So as you can see the JSON files differ from each other because of using any other format etc and Videogrep can not read it. How to make it work in Videogrep to also accept that JSON time code format? Can you add that format to VG to support that too? Would be nice if you could do that if possible.

Question: When you release a new version could you then possible also release some compiled executable files too (Windows x64)? Always have problem with that.

PS: Or is there maybe a method to format the JSON file from Whisper into JSON write type style format of Videogrep? Anything like that etc? Thank you.

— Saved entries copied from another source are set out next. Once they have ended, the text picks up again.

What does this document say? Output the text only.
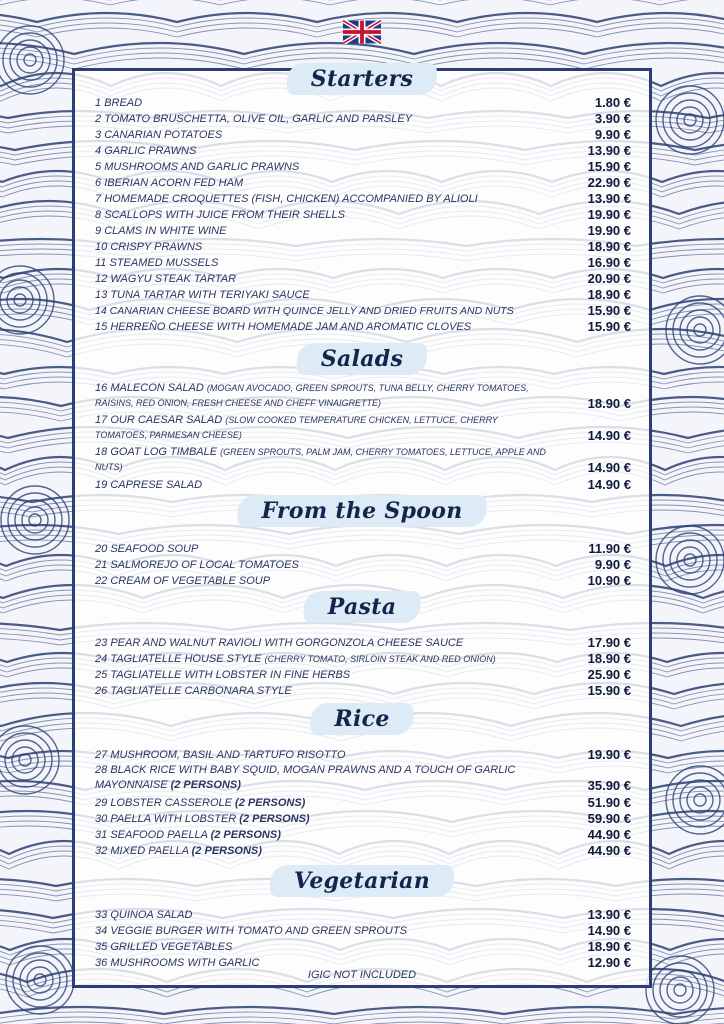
Starters
1 BREAD	1.80 €
2 TOMATO BRUSCHETTA, OLIVE OIL, GARLIC AND PARSLEY	3.90 €
3 CANARIAN POTATOES	9.90 €
4 GARLIC PRAWNS	13.90 €
5 MUSHROOMS AND GARLIC PRAWNS	15.90 €
6 IBERIAN ACORN FED HAM	22.90 €
7 HOMEMADE CROQUETTES (FISH, CHICKEN) ACCOMPANIED BY ALIOLI	13.90 €
8 SCALLOPS WITH JUICE FROM THEIR SHELLS	19.90 €
9 CLAMS IN WHITE WINE	19.90 €
10 CRISPY PRAWNS	18.90 €
11 STEAMED MUSSELS	16.90 €
12 WAGYU STEAK TARTAR	20.90 €
13 TUNA TARTAR WITH TERIYAKI SAUCE	18.90 €
14 CANARIAN CHEESE BOARD WITH QUINCE JELLY AND DRIED FRUITS AND NUTS	15.90 €
15 HERREÑO CHEESE WITH HOMEMADE JAM AND AROMATIC CLOVES	15.90 €
Salads
16 MALECON SALAD (MOGAN AVOCADO, GREEN SPROUTS, TUNA BELLY, CHERRY TOMATOES, RAISINS, RED ONION, FRESH CHEESE AND CHEFF VINAIGRETTE)	18.90 €
17 OUR CAESAR SALAD (SLOW COOKED TEMPERATURE CHICKEN, LETTUCE, CHERRY TOMATOES, PARMESAN CHEESE)	14.90 €
18 GOAT LOG TIMBALE (GREEN SPROUTS, PALM JAM, CHERRY TOMATOES, LETTUCE, APPLE AND NUTS)	14.90 €
19 CAPRESE SALAD	14.90 €
From the Spoon
20 SEAFOOD SOUP	11.90 €
21 SALMOREJO OF LOCAL TOMATOES	9.90 €
22 CREAM OF VEGETABLE SOUP	10.90 €
Pasta
23 PEAR AND WALNUT RAVIOLI WITH GORGONZOLA CHEESE SAUCE	17.90 €
24 TAGLIATELLE HOUSE STYLE (CHERRY TOMATO, SIRLOIN STEAK AND RED ONION)	18.90 €
25 TAGLIATELLE WITH LOBSTER IN FINE HERBS	25.90 €
26 TAGLIATELLE CARBONARA STYLE	15.90 €
Rice
27 MUSHROOM, BASIL AND TARTUFO RISOTTO	19.90 €
28 BLACK RICE WITH BABY SQUID, MOGAN PRAWNS AND A TOUCH OF GARLIC MAYONNAISE (2 PERSONS)	35.90 €
29 LOBSTER CASSEROLE (2 PERSONS)	51.90 €
30 PAELLA WITH LOBSTER (2 PERSONS)	59.90 €
31 SEAFOOD PAELLA (2 PERSONS)	44.90 €
32 MIXED PAELLA (2 PERSONS)	44.90 €
Vegetarian
33 QUINOA SALAD	13.90 €
34 VEGGIE BURGER WITH TOMATO AND GREEN SPROUTS	14.90 €
35 GRILLED VEGETABLES	18.90 €
36 MUSHROOMS WITH GARLIC	12.90 €
IGIC NOT INCLUDED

antiboredom commented 9 months ago

Hi! The easiest way to deal with this is to reformat the whisper json file into the format that videogrep is expecting. Then just make sure that that file is named the same as your video file, with the extension as .json rather than .mp4. You don't need an srt as well, just the json file. Something like this python script should do the trick:

import json

WHISPER_FILENAME = "wj.json"
OUTPUT_NAME = "videogrepfile.json"

with open(WHISPER_FILENAME) as f:
    data = json.load(f)

out = []

for s in data["segments"]:
    item = {
        "content": s['test'],
        "start": s['start'],
        "end": s['end'],
        "words": s['words']
    }
    out.append(item)

with open(OUTPUT_NAME, 'w') as f:
    json.dump(out, f)